Disaster Response Workflow Tool

Do you want to integrate machine learning into your organization and make sure that it maximizes impact on employee morale, customers, and your bottom line? This repository is supplemental material to medium series How to effectively adopt machine learning in organization?

Project Motivation
Results
Installation
File Descriptions
Licensing, Authors, and Acknowledgements

1. Project Motivation

Machine learning has become very popular in recent years. The entrance costs to the field are low with the rising popularity of massive open online courses. Most of them focus on model building, very few on model deployment. To my knowledge no of them cover the complete ML integration lifecycle in the organization beyond CRISP-DM.

The purpose of the series is to provide a practical recipe on how to make this amazing technology adoption in an organization successful step by step.

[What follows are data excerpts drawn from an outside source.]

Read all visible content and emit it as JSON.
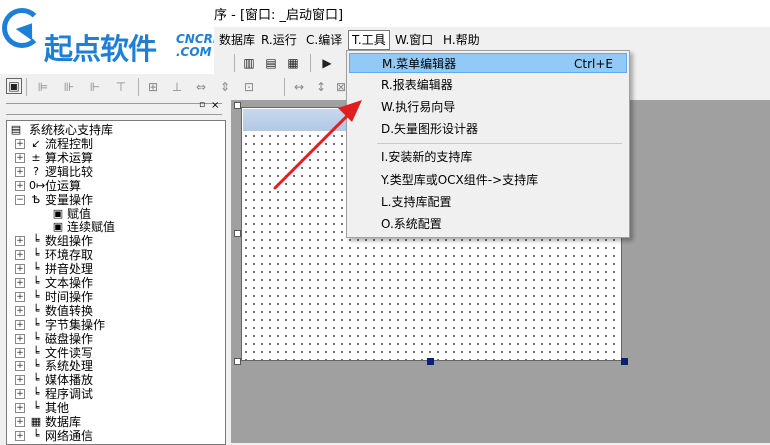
{
  "window": {
    "title": "序 - [窗口: _启动窗口]"
  },
  "logo": {
    "text_cn": "起点软件",
    "text_en_top": "CNCRK",
    "text_en_bottom": ".COM"
  },
  "menubar": {
    "items": [
      "数据库",
      "R.运行",
      "C.编译",
      "T.工具",
      "W.窗口",
      "H.帮助"
    ]
  },
  "tools_menu": {
    "items": [
      {
        "label": "M.菜单编辑器",
        "shortcut": "Ctrl+E"
      },
      {
        "label": "R.报表编辑器",
        "shortcut": ""
      },
      {
        "label": "W.执行易向导",
        "shortcut": ""
      },
      {
        "label": "D.矢量图形设计器",
        "shortcut": ""
      },
      {
        "label": "I.安装新的支持库",
        "shortcut": ""
      },
      {
        "label": "Y.类型库或OCX组件->支持库",
        "shortcut": ""
      },
      {
        "label": "L.支持库配置",
        "shortcut": ""
      },
      {
        "label": "O.系统配置",
        "shortcut": ""
      }
    ]
  },
  "left_panel": {
    "pin_symbol": "▫",
    "close_symbol": "×"
  },
  "tree": {
    "root": "系统核心支持库",
    "items": [
      {
        "label": "流程控制",
        "icon": "↙"
      },
      {
        "label": "算术运算",
        "icon": "±"
      },
      {
        "label": "逻辑比较",
        "icon": "?"
      },
      {
        "label": "位运算",
        "icon": "0↦"
      },
      {
        "label": "变量操作",
        "icon": "Ѣ"
      },
      {
        "label": "赋值",
        "icon": "▣"
      },
      {
        "label": "连续赋值",
        "icon": "▣"
      },
      {
        "label": "数组操作",
        "icon": "╘"
      },
      {
        "label": "环境存取",
        "icon": "╘"
      },
      {
        "label": "拼音处理",
        "icon": "╘"
      },
      {
        "label": "文本操作",
        "icon": "╘"
      },
      {
        "label": "时间操作",
        "icon": "╘"
      },
      {
        "label": "数值转换",
        "icon": "╘"
      },
      {
        "label": "字节集操作",
        "icon": "╘"
      },
      {
        "label": "磁盘操作",
        "icon": "╘"
      },
      {
        "label": "文件读写",
        "icon": "╘"
      },
      {
        "label": "系统处理",
        "icon": "╘"
      },
      {
        "label": "媒体播放",
        "icon": "╘"
      },
      {
        "label": "程序调试",
        "icon": "╘"
      },
      {
        "label": "其他",
        "icon": "╘"
      },
      {
        "label": "数据库",
        "icon": "▦"
      },
      {
        "label": "网络通信",
        "icon": "╘"
      }
    ]
  },
  "colors": {
    "menu_highlight": "#91c9f7",
    "arrow": "#e02020",
    "logo_blue": "#1e7fd6",
    "workspace": "#a0a0a0"
  }
}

The purpose of this repository is to share with fellow data scientists on how to design and deploy Natural Language Processing application following the CRISP-DM process.

2. Results

Passing all CRISP-DM phases you should end up with deployed Disaster Response Workflow Tool using Elastic Beanstalk (AWS). You can have fun and play with a tool here. Refer to this series article for more details.

2.1 Business Understanding

During natural disasters, response teams are overwhelmed by thousands of messages either directly or through social media. They need to filter relevant requests, analyze, prioritize them to make sure that proper organization responds timely to help impacted individuals.

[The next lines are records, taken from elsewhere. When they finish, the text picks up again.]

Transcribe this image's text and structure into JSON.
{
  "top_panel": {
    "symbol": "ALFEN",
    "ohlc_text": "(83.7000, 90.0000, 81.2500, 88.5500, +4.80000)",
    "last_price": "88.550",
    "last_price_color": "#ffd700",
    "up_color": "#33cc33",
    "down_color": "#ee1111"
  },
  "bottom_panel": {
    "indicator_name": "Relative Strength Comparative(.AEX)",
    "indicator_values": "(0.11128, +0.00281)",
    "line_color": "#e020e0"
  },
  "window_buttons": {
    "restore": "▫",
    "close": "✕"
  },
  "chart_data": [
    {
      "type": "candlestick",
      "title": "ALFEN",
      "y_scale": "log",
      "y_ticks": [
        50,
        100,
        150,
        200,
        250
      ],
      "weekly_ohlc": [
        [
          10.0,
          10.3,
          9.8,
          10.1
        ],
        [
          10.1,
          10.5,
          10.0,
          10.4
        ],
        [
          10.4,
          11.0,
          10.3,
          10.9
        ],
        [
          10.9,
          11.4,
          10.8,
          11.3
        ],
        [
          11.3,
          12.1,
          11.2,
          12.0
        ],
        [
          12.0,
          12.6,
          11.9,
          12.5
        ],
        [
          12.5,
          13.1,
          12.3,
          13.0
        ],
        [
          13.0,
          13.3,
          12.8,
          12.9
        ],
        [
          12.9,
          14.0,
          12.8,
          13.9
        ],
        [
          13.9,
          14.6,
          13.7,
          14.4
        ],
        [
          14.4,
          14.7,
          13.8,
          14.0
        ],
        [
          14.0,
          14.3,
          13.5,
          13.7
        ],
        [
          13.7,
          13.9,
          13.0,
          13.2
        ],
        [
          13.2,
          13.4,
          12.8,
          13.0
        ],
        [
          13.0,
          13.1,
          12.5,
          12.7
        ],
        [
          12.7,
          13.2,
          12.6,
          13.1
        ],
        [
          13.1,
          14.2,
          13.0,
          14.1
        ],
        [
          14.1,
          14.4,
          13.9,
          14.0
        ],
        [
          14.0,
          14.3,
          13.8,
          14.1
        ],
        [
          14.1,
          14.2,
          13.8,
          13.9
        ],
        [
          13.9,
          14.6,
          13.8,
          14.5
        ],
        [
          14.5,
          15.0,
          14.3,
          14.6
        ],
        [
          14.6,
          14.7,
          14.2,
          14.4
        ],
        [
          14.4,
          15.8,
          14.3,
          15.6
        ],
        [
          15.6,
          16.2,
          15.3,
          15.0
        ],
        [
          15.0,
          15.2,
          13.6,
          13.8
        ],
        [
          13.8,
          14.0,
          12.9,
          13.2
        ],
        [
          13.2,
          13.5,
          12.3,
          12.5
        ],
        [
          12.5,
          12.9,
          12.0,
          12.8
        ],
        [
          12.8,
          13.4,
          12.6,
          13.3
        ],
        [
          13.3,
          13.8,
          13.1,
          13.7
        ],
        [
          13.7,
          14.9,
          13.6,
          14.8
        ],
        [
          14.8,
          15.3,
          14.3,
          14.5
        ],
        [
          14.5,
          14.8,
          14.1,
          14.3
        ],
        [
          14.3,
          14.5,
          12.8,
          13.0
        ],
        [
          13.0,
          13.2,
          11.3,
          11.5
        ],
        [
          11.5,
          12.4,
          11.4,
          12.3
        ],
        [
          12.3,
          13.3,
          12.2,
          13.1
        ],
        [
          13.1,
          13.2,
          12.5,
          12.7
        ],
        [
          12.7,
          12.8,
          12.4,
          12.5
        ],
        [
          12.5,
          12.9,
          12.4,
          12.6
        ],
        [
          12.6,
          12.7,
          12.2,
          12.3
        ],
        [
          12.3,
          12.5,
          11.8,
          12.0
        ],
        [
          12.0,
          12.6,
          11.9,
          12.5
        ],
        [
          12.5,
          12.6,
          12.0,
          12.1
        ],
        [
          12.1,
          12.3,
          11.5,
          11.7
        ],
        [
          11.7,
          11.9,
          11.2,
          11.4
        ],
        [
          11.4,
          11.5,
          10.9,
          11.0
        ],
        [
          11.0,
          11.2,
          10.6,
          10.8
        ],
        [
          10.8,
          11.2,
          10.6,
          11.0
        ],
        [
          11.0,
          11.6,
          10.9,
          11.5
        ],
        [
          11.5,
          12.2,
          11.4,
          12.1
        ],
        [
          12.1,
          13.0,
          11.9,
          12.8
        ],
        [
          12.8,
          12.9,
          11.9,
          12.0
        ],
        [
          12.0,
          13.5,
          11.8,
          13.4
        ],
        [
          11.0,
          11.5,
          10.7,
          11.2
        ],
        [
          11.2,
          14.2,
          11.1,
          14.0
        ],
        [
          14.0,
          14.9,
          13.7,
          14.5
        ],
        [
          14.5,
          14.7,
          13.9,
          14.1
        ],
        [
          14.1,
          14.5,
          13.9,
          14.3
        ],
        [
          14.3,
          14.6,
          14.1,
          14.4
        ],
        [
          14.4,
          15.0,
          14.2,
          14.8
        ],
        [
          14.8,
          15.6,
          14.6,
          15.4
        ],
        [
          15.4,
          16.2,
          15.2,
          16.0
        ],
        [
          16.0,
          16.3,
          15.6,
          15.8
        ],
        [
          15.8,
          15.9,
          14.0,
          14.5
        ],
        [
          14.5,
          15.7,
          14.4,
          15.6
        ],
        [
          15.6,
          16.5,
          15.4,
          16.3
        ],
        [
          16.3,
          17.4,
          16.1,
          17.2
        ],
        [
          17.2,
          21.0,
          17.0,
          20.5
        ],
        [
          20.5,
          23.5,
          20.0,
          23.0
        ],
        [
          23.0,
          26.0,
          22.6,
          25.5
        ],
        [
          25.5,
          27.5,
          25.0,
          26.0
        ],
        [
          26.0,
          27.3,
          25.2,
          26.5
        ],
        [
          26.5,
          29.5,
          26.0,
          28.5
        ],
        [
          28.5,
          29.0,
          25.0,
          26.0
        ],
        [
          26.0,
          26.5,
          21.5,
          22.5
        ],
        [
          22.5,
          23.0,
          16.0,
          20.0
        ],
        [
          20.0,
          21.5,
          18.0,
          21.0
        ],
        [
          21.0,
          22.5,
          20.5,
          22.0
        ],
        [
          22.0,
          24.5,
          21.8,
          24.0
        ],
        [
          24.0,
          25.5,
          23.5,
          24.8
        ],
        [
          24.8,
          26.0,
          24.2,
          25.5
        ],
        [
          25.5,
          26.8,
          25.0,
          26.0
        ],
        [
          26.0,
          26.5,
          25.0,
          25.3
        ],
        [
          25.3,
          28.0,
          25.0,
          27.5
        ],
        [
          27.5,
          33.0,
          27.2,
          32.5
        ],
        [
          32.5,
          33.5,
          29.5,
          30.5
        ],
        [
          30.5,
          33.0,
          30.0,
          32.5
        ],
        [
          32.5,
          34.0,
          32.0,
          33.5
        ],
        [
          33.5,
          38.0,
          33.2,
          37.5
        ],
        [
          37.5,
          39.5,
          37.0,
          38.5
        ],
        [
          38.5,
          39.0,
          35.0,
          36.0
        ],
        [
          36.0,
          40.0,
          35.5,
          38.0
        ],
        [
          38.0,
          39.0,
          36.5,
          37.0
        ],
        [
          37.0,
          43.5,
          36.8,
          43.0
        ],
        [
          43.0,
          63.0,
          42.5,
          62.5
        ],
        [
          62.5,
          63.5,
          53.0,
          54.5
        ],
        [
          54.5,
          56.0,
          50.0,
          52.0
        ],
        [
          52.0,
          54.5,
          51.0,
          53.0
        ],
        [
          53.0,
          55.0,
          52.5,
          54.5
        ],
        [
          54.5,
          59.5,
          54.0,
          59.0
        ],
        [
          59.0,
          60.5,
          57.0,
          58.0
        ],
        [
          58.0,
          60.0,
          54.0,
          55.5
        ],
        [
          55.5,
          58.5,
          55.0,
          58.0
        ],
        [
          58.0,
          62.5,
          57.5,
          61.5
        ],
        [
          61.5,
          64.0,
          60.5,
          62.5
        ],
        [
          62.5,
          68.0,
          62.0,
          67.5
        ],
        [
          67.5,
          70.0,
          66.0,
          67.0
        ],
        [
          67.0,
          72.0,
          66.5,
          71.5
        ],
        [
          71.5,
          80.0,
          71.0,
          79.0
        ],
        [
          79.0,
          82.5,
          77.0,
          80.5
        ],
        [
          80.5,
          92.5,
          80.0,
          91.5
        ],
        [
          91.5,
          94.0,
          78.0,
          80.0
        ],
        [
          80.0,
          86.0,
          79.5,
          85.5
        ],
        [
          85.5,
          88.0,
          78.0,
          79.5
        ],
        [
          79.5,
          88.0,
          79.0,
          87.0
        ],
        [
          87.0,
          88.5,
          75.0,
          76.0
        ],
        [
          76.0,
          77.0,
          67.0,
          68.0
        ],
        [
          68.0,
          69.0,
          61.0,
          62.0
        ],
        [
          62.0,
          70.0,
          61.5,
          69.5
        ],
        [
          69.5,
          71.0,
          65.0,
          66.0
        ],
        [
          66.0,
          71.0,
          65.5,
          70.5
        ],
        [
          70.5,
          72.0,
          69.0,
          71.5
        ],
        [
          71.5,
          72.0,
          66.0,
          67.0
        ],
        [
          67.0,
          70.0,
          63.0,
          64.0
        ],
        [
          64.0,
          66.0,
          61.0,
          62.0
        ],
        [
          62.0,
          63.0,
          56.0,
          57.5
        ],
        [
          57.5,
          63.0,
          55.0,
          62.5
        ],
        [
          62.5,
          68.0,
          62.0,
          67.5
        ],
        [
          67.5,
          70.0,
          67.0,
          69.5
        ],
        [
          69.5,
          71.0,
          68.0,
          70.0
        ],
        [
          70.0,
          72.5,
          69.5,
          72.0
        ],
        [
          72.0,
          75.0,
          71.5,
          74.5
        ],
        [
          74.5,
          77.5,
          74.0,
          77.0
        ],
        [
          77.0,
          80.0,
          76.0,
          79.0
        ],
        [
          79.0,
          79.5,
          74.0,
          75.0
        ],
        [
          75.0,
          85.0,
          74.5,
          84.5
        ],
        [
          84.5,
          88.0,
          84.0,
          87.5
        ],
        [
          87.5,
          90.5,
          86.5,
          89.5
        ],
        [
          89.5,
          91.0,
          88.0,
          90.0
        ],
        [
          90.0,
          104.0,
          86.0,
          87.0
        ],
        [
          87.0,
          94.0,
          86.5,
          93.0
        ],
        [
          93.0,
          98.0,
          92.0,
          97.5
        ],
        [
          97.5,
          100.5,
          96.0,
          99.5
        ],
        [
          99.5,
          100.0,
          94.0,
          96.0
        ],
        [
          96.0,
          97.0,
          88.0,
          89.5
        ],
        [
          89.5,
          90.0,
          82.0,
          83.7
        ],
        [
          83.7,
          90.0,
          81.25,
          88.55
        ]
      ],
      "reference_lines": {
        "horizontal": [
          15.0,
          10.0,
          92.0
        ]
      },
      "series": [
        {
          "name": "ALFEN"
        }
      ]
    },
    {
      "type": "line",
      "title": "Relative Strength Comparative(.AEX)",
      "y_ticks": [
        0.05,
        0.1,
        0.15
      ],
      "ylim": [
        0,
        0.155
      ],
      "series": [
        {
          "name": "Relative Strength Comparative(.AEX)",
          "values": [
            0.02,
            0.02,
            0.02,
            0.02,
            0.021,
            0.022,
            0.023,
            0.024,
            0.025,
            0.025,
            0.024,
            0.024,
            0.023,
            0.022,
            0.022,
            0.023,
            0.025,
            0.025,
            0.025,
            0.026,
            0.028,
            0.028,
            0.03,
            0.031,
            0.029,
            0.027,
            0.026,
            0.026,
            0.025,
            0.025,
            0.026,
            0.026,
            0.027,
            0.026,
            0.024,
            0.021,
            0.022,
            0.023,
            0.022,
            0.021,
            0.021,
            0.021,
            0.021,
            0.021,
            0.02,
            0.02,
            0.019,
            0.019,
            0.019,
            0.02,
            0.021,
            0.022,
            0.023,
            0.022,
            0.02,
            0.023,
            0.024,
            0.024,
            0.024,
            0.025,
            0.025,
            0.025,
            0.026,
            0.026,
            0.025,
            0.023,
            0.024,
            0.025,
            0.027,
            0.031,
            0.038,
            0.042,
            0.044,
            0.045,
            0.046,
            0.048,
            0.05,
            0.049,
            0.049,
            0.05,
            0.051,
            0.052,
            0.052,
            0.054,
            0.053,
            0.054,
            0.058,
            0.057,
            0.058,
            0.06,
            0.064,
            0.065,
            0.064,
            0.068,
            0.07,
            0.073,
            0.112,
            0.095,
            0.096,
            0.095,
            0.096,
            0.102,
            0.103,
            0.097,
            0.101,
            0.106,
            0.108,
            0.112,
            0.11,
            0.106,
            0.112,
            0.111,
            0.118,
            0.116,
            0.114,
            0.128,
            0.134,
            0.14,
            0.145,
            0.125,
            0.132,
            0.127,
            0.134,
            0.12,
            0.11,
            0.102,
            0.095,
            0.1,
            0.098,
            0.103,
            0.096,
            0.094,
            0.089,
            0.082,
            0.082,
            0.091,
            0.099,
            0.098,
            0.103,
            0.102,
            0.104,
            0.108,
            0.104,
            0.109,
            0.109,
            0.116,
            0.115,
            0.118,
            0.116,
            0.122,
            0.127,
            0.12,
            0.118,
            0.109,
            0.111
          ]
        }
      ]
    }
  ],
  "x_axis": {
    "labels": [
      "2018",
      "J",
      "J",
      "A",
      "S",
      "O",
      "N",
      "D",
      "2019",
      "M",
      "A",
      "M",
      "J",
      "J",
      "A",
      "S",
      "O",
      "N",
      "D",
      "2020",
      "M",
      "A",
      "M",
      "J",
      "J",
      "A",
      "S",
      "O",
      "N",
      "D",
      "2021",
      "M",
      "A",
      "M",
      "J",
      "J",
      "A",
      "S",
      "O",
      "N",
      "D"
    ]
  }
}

Empowering response teams with the workflow tool based on NLP technology would free up the resources and enable teams to react faster and so saving more lives and reducing financial loss from potential damages of public and private properties.

2.2 Data Understanding

The dataset provided by Figure Eight contains 30000 messages and news articles drawn from 100s of different disasters. The messages have been classified into 36 different categories related to disaster response.

2.3 Data Preparation

Messages and categories are stored in separate csv files. They are feeded to ETL pipeline which cleans, merge and save data to sqlite database. To run the ETL pipeline clone the repository and run script in terminal providing csv files paths, database filepath and table mode respectively:

cd path/to/cloned/repository/data
python process_data.py disaster_messages.csv disaster_categories.csv disaster_response.db replace

2.4 Modeling

The business challenge can be translated into a classic document classification task, where each document (message) can be labeled by one or more labels out of 36 categories. It is a Multi-Label classification problem which might be approached from three perspectives:

1. Multiple-label Problem Transformation to the single-label task using Binary relevance, Classifier Chains or Label Powerset

2. Adapted Algorithms to directly perform multi-label classification rather than transforming the problem into single-label

3. Ensemble Approaches that construct an ensemble of base multi-label classifiers.

Referring to deployment requirements prioritizing speed, memory usage, and fast retraining of the model as new messages feed in over model performance the binary relevance method has been chosen.

Classifier chains would be beneficial as some labels are highly correlated but it takes a long time to train.

Label Powerset is not practical due to a high number of categories. It would highly increase the unbalance ratio of the dataset, where some of the transformed classes would have only one observation.

Even if adapted algorithms and ensemble approaches would most probably improved model performance they are not an option due to high memory usage and long training time.

2.4.1 Performance Metrics

As it is equally important to correctly identify the true danger to human life (recall) as well as the false danger (precision) to safe limited resources which are usually missing during the disaster, the f1 score matric was selected to measure model performance.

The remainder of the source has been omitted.